FIG. 1 is a schematic diagram of a five-stage Clos switching network 10.
In the pictured embodiment, there are 144 space inputs, one to each time switch slice 12 of stage 1. Each space input has 48 timeslots, illustrated as separate parallel inputs to the time switch slices 12, for a total of 6,912 input timeslots. Similarly, there are 6,912 output timeslots.
Stages 1, 3 and 5 are timeslot interchange stages. Each of these stages has 144 time switch slices 12, each of which has 48 inputs and 48 outputs. Stages 2 and 4 are space switch stages. Each has 48 space switch slices 14 and each space switch slice 14 has 144 inputs and 144 outputs.

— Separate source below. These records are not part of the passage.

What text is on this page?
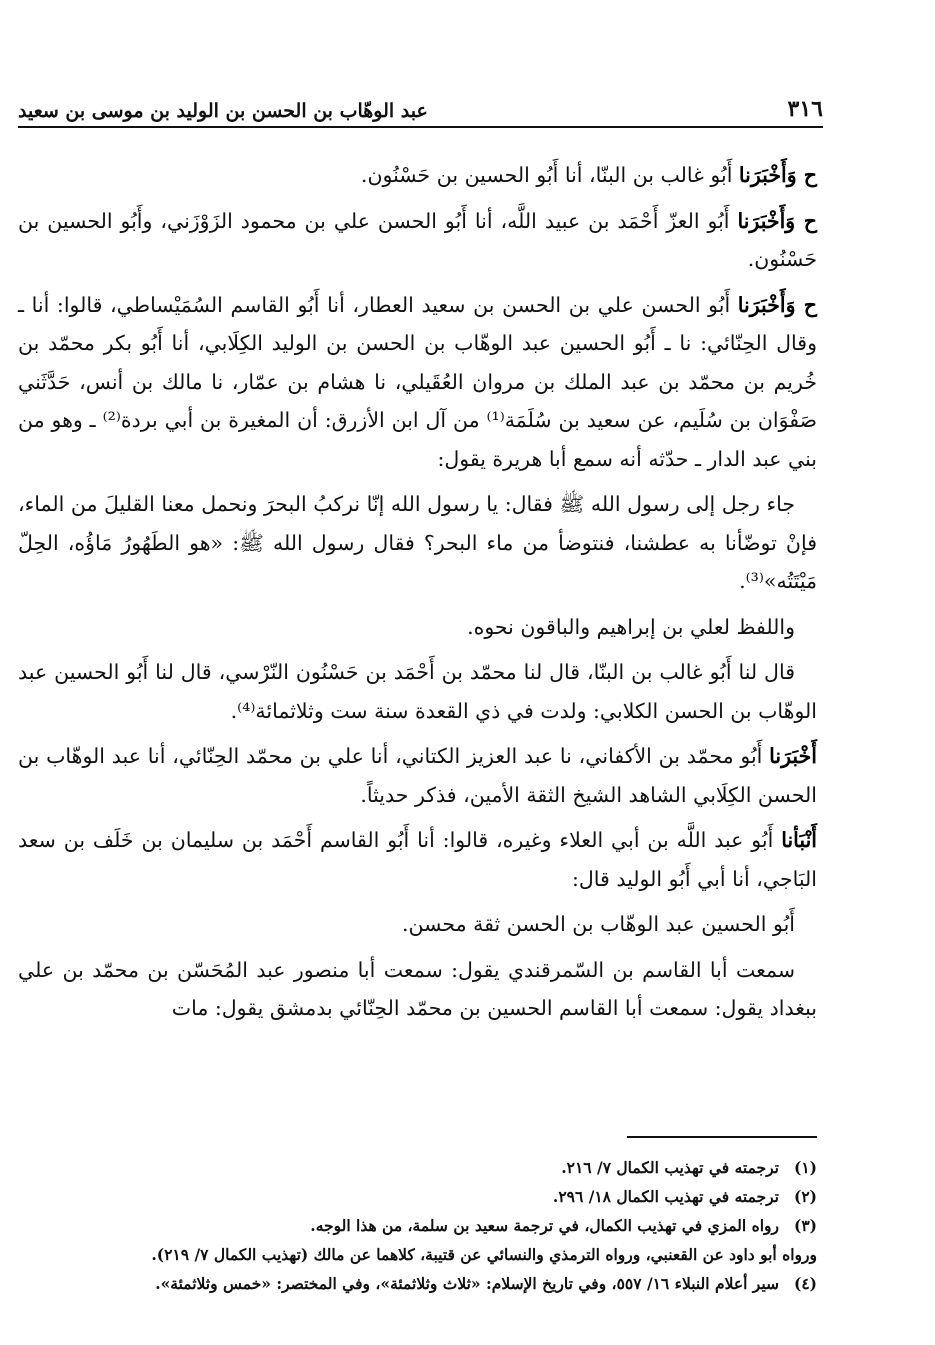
٣١٦
عبد الوهّاب بن الحسن بن الوليد بن موسى بن سعيد

ح وَأَخْبَرَنا أَبُو غالب بن البنّا، أنا أَبُو الحسين بن حَسْنُون.

ح وَأَخْبَرَنا أَبُو العزّ أَحْمَد بن عبيد اللَّه، أنا أَبُو الحسن علي بن محمود الزَوْزَني، وأَبُو الحسين بن حَسْنُون.

ح وَأَخْبَرَنا أَبُو الحسن علي بن الحسن بن سعيد العطار، أنا أَبُو القاسم السُمَيْساطي، قالوا: أنا ـ وقال الحِنّائي: نا ـ أَبُو الحسين عبد الوهّاب بن الحسن بن الوليد الكِلَابي، أنا أَبُو بكر محمّد بن خُريم بن محمّد بن عبد الملك بن مروان العُقَيلي، نا هشام بن عمّار، نا مالك بن أنس، حَدَّثَني صَفْوَان بن سُلَيم، عن سعيد بن سُلَمَة⁽¹⁾ من آل ابن الأزرق: أن المغيرة بن أبي بردة⁽²⁾ ـ وهو من بني عبد الدار ـ حدّثه أنه سمع أبا هريرة يقول:

جاء رجل إلى رسول الله ﷺ فقال: يا رسول الله إنّا نركبُ البحرَ ونحمل معنا القليلَ من الماء، فإنْ توضّأنا به عطشنا، فنتوضأ من ماء البحر؟ فقال رسول الله ﷺ: «هو الطَهُورُ مَاؤُه، الحِلّ مَيْتَتُه»⁽³⁾.

واللفظ لعلي بن إبراهيم والباقون نحوه.

قال لنا أَبُو غالب بن البنّا، قال لنا محمّد بن أَحْمَد بن حَسْنُون النّرْسي، قال لنا أَبُو الحسين عبد الوهّاب بن الحسن الكلابي: ولدت في ذي القعدة سنة ست وثلاثمائة⁽⁴⁾.

أَخْبَرَنا أَبُو محمّد بن الأكفاني، نا عبد العزيز الكتاني، أنا علي بن محمّد الحِنّائي، أنا عبد الوهّاب بن الحسن الكِلَابي الشاهد الشيخ الثقة الأمين، فذكر حديثاً.

أَنْبَأنا أَبُو عبد اللَّه بن أبي العلاء وغيره، قالوا: أنا أَبُو القاسم أَحْمَد بن سليمان بن خَلَف بن سعد البَاجي، أنا أبي أَبُو الوليد قال:

أَبُو الحسين عبد الوهّاب بن الحسن ثقة محسن.

سمعت أبا القاسم بن السّمرقندي يقول: سمعت أبا منصور عبد المُحَسّن بن محمّد بن علي ببغداد يقول: سمعت أبا القاسم الحسين بن محمّد الحِنّائي بدمشق يقول: مات

(١)
ترجمته في تهذيب الكمال ٧/ ٢١٦.
(٢)
ترجمته في تهذيب الكمال ١٨/ ٢٩٦.
(٣)
رواه المزي في تهذيب الكمال، في ترجمة سعيد بن سلمة، من هذا الوجه.
ورواه أبو داود عن القعنبي، ورواه الترمذي والنسائي عن قتيبة، كلاهما عن مالك (تهذيب الكمال ٧/ ٢١٩).
(٤)
سير أعلام النبلاء ١٦/ ٥٥٧، وفي تاريخ الإسلام: «ثلاث وثلاثمئة»، وفي المختصر: «خمس وثلاثمئة».
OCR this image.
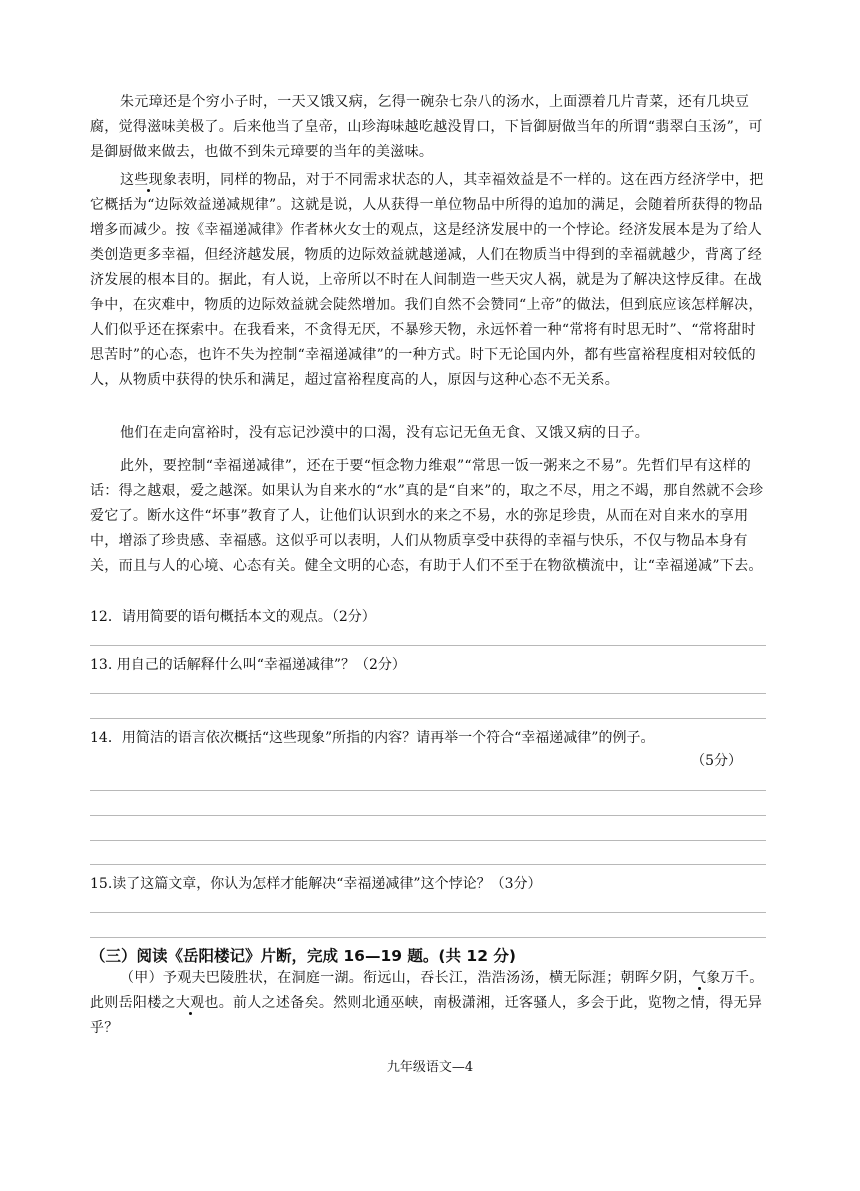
朱元璋还是个穷小子时，一天又饿又病，乞得一碗杂七杂八的汤水，上面漂着几片青菜，还有几块豆腐，觉得滋味美极了。后来他当了皇帝，山珍海味越吃越没胃口，下旨御厨做当年的所谓“翡翠白玉汤”，可是御厨做来做去，也做不到朱元璋要的当年的美滋味。

这些现象表明，同样的物品，对于不同需求状态的人，其幸福效益是不一样的。这在西方经济学中，把它概括为“边际效益递减规律”。这就是说，人从获得一单位物品中所得的追加的满足，会随着所获得的物品增多而减少。按《幸福递减律》作者林火女士的观点，这是经济发展中的一个悖论。经济发展本是为了给人类创造更多幸福，但经济越发展，物质的边际效益就越递减，人们在物质当中得到的幸福就越少，背离了经济发展的根本目的。据此，有人说，上帝所以不时在人间制造一些天灾人祸，就是为了解决这悖反律。在战争中，在灾难中，物质的边际效益就会陡然增加。我们自然不会赞同“上帝”的做法，但到底应该怎样解决，人们似乎还在探索中。在我看来，不贪得无厌，不暴殄天物，永远怀着一种“常将有时思无时”、“常将甜时思苦时”的心态，也许不失为控制“幸福递减律”的一种方式。时下无论国内外，都有些富裕程度相对较低的人，从物质中获得的快乐和满足，超过富裕程度高的人，原因与这种心态不无关系。

他们在走向富裕时，没有忘记沙漠中的口渴，没有忘记无鱼无食、又饿又病的日子。

此外，要控制“幸福递减律”，还在于要“恒念物力维艰”“常思一饭一粥来之不易”。先哲们早有这样的话：得之越艰，爱之越深。如果认为自来水的“水”真的是“自来”的，取之不尽，用之不竭，那自然就不会珍爱它了。断水这件“坏事”教育了人，让他们认识到水的来之不易，水的弥足珍贵，从而在对自来水的享用中，增添了珍贵感、幸福感。这似乎可以表明，人们从物质享受中获得的幸福与快乐，不仅与物品本身有关，而且与人的心境、心态有关。健全文明的心态，有助于人们不至于在物欲横流中，让“幸福递减”下去。

12．请用简要的语句概括本文的观点。（2分）

13. 用自己的话解释什么叫“幸福递减律”？（2分）

14．用简洁的语言依次概括“这些现象”所指的内容？请再举一个符合“幸福递减律”的例子。

（5分）

15.读了这篇文章，你认为怎样才能解决“幸福递减律”这个悖论？（3分）

（三）阅读《岳阳楼记》片断，完成 16—19 题。(共 12 分)

（甲）予观夫巴陵胜状，在洞庭一湖。衔远山，吞长江，浩浩汤汤，横无际涯；朝晖夕阴，气象万千。此则岳阳楼之大观也。前人之述备矣。然则北通巫峡，南极潇湘，迁客骚人，多会于此，览物之情，得无异乎？

九年级语文—4
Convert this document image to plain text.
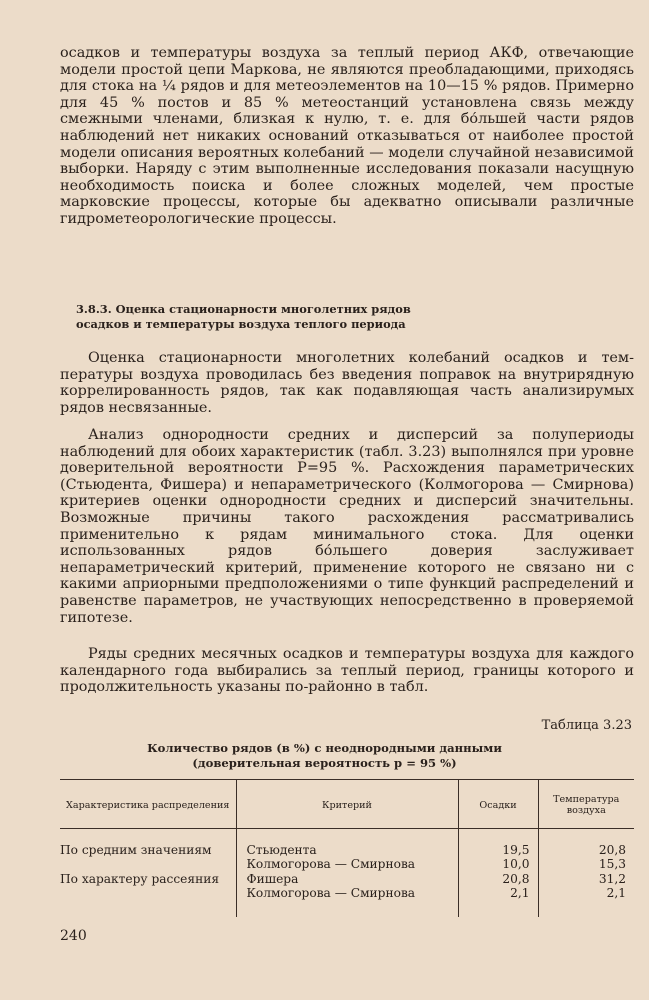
осадков и температуры воздуха за теплый период АКФ, отвечающие модели простой цепи Маркова, не являются преобладающими, приходясь для стока на ¼ рядов и для метеоэлементов на 10—15 % рядов. Примерно для 45 % постов и 85 % метеостанций установлена связь между смежными членами, близкая к нулю, т. е. для бо́льшей части рядов наблюдений нет никаких оснований отказываться от наиболее простой модели описания вероятных колебаний — модели случайной независимой выборки. Наряду с этим выполненные исследования показали насущную необходимость поиска и более сложных моделей, чем простые марковские процессы, которые бы адекватно описывали различные гидрометеорологические процессы.
3.8.3. Оценка стационарности многолетних рядов
осадков и температуры воздуха теплого периода
Оценка стационарности многолетних колебаний осадков и температуры воздуха проводилась без введения поправок на внутрирядную коррелированность рядов, так как подавляющая часть анализирумых рядов несвязанные.
Анализ однородности средних и дисперсий за полупериоды наблюдений для обоих характеристик (табл. 3.23) выполнялся при уровне доверительной вероятности P=95 %. Расхождения параметрических (Стьюдента, Фишера) и непараметрического (Колмогорова — Смирнова) критериев оценки однородности средних и дисперсий значительны. Возможные причины такого расхождения рассматривались применительно к рядам минимального стока. Для оценки использованных рядов бо́льшего доверия заслуживает непараметрический критерий, применение которого не связано ни с какими априорными предположениями о типе функций распределений и равенстве параметров, не участвующих непосредственно в проверяемой гипотезе.
Ряды средних месячных осадков и температуры воздуха для каждого календарного года выбирались за теплый период, границы которого и продолжительность указаны по-районно в табл.
Таблица 3.23
Количество рядов (в %) с неоднородными данными
(доверительная вероятность p = 95 %)
Характеристика распределения	Критерий	Осадки	Температура воздуха
По средним значениям	Стьюдента	19,5	20,8
	Колмогорова — Смирнова	10,0	15,3
По характеру рассеяния	Фишера	20,8	31,2
	Колмогорова — Смирнова	2,1	2,1
240
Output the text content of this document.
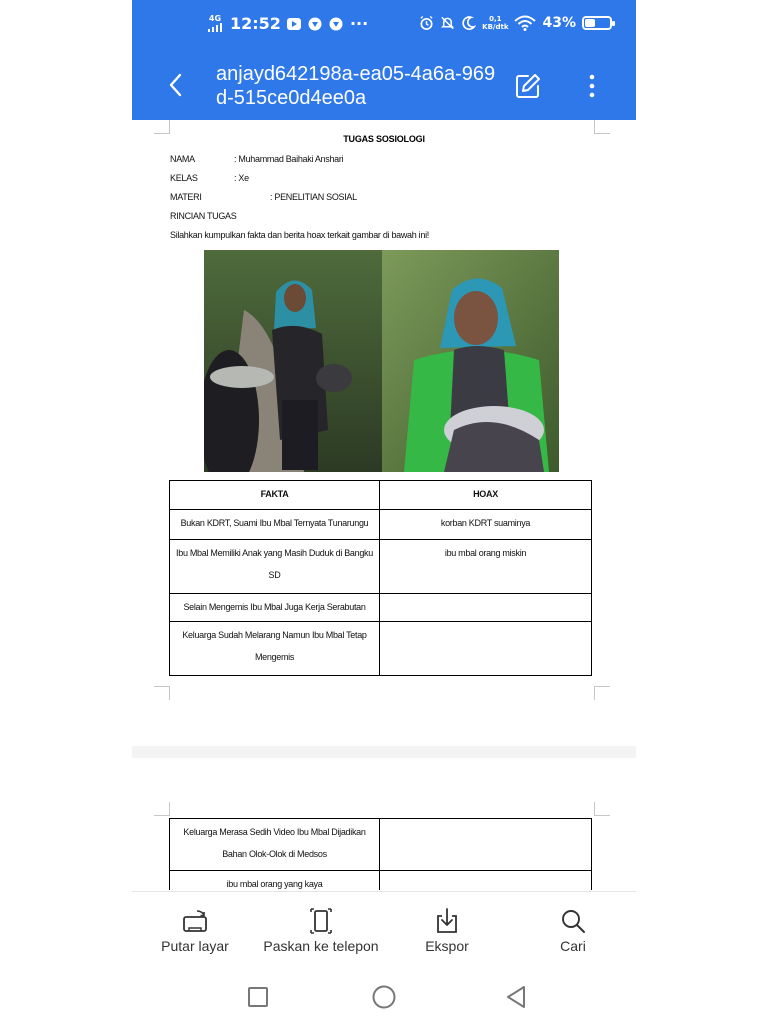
4G 12:52	···	0,1
KB/dtk 43%
anjayd642198a-ea05-4a6a-969d-515ce0d4ee0a
TUGAS SOSIOLOGI
NAMA	: Muhammad Baihaki Anshari
KELAS	: Xe
MATERI	: PENELITIAN SOSIAL
RINCIAN TUGAS
Silahkan kumpulkan fakta dan berita hoax terkait gambar di bawah ini!
FAKTA	HOAX
Bukan KDRT, Suami Ibu Mbal Ternyata Tunarungu	korban KDRT suaminya
Ibu Mbal Memiliki Anak yang Masih Duduk di Bangku SD	ibu mbal orang miskin
Selain Mengemis Ibu Mbal Juga Kerja Serabutan	
Keluarga Sudah Melarang Namun Ibu Mbal Tetap Mengemis	
Keluarga Merasa Sedih Video Ibu Mbal Dijadikan Bahan Olok-Olok di Medsos	
ibu mbal orang yang kaya	
Putar layar Paskan ke telepon	Ekspor	Cari
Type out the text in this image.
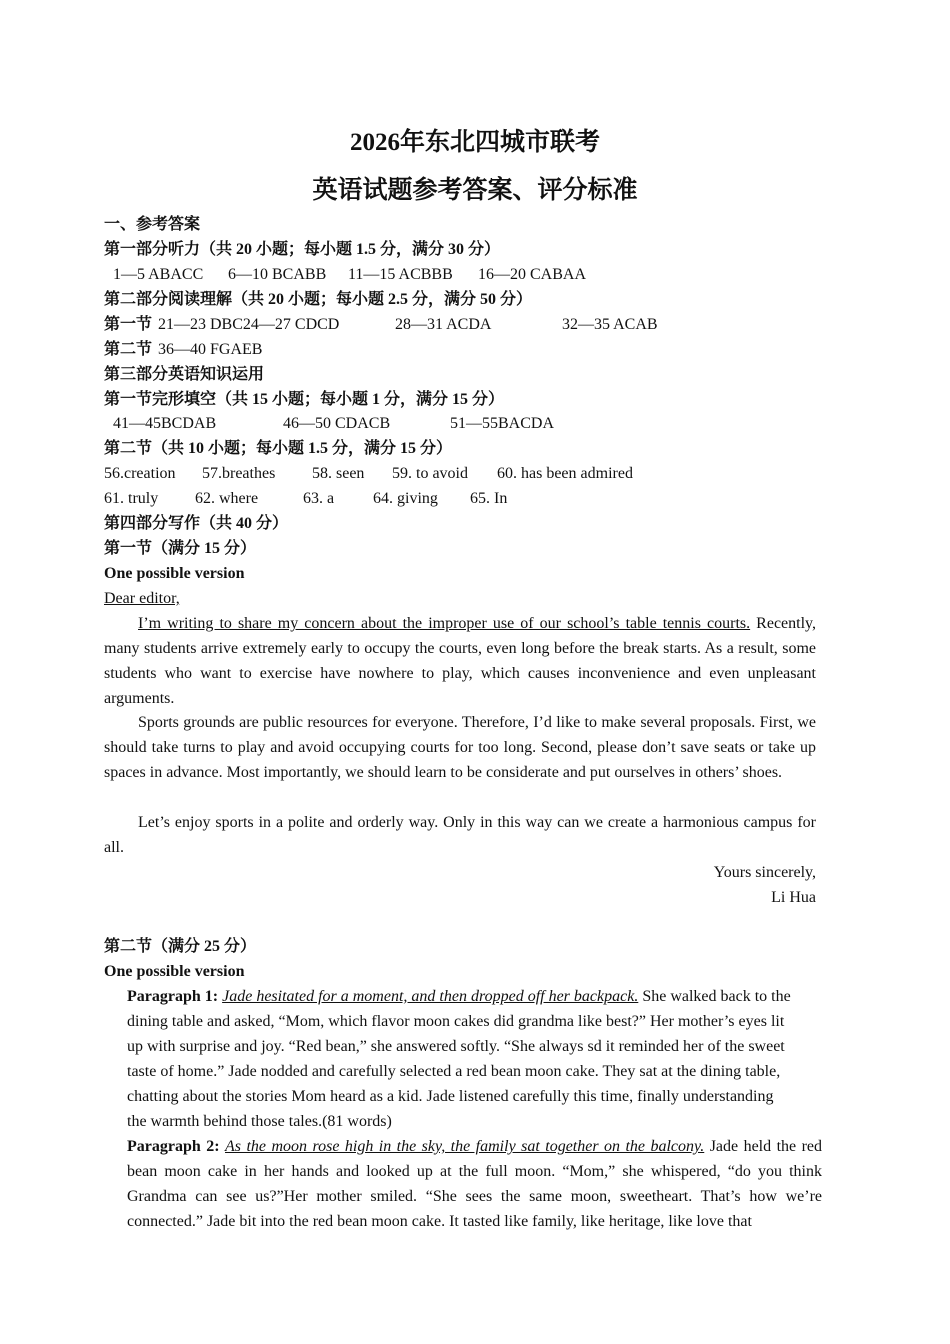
2026年东北四城市联考
英语试题参考答案、评分标准
一、参考答案
第一部分听力（共 20 小题；每小题 1.5 分，满分 30 分）
1—5 ABACC 6—10 BCABB 11—15 ACBBB 16—20 CABAA
第二部分阅读理解（共 20 小题；每小题 2.5 分，满分 50 分）
第一节 21—23 DBC24—27 CDCD	28—31 ACDA	32—35 ACAB
第二节 36—40 FGAEB
第三部分英语知识运用
第一节完形填空（共 15 小题；每小题 1 分，满分 15 分）
41—45BCDAB	46—50 CDACB	51—55BACDA
第二节（共 10 小题；每小题 1.5 分，满分 15 分）
56.creation 57.breathes 58. seen 59. to avoid 60. has been admired
61. truly 62. where	63. a 64. giving 65. In
第四部分写作（共 40 分）
第一节（满分 15 分）
One possible version
Dear editor,
I’m writing to share my concern about the improper use of our school’s table tennis courts. Recently, many students arrive extremely early to occupy the courts, even long before the break starts. As a result, some students who want to exercise have nowhere to play, which causes inconvenience and even unpleasant arguments.
Sports grounds are public resources for everyone. Therefore, I’d like to make several proposals. First, we should take turns to play and avoid occupying courts for too long. Second, please don’t save seats or take up spaces in advance. Most importantly, we should learn to be considerate and put ourselves in others’ shoes.
Let’s enjoy sports in a polite and orderly way. Only in this way can we create a harmonious campus for all.
Yours sincerely,
Li Hua
第二节（满分 25 分）
One possible version
Paragraph 1: Jade hesitated for a moment, and then dropped off her backpack. She walked back to the
dining table and asked, “Mom, which flavor moon cakes did grandma like best?” Her mother’s eyes lit
up with surprise and joy. “Red bean,” she answered softly. “She always sd it reminded her of the sweet
taste of home.” Jade nodded and carefully selected a red bean moon cake. They sat at the dining table,
chatting about the stories Mom heard as a kid. Jade listened carefully this time, finally understanding
the warmth behind those tales.(81 words)
Paragraph 2: As the moon rose high in the sky, the family sat together on the balcony. Jade held the red bean moon cake in her hands and looked up at the full moon. “Mom,” she whispered, “do you think Grandma can see us?”Her mother smiled. “She sees the same moon, sweetheart. That’s how we’re connected.” Jade bit into the red bean moon cake. It tasted like family, like heritage, like love that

In stage 1, the 48 time slots for each of the 144 inputs are rearranged, and perhaps duplicated, and forwarded to appropriate ones of the space switches in stage 2. Specifically, data placed in timeslot [0] at each time switch slice 12 is forwarded to switch 14[0] in stage 2. All timeslots [1] are forwarded to switch 14[1], and so on.
In stage 2, space switch slice 14[0] directs each of the 144 [0] timeslots to an appropriate one of 144 time switch slices in stage 3, space switch slice 14[1] directs all of the [1] timeslots, and so on.
Subsequent stages perform similarly. For simplicity, only representative interconnects between switch stages are shown.
Stages 1 and 2 operate together as a concentrator. Stage 3 performs copy distribution. Stage 3, 4 and 5 function collectively as a rearrangeably non-blocking unicast Clos network. A unicast hardware scheduler arranges all connection calls from input timeslots to output timeslots.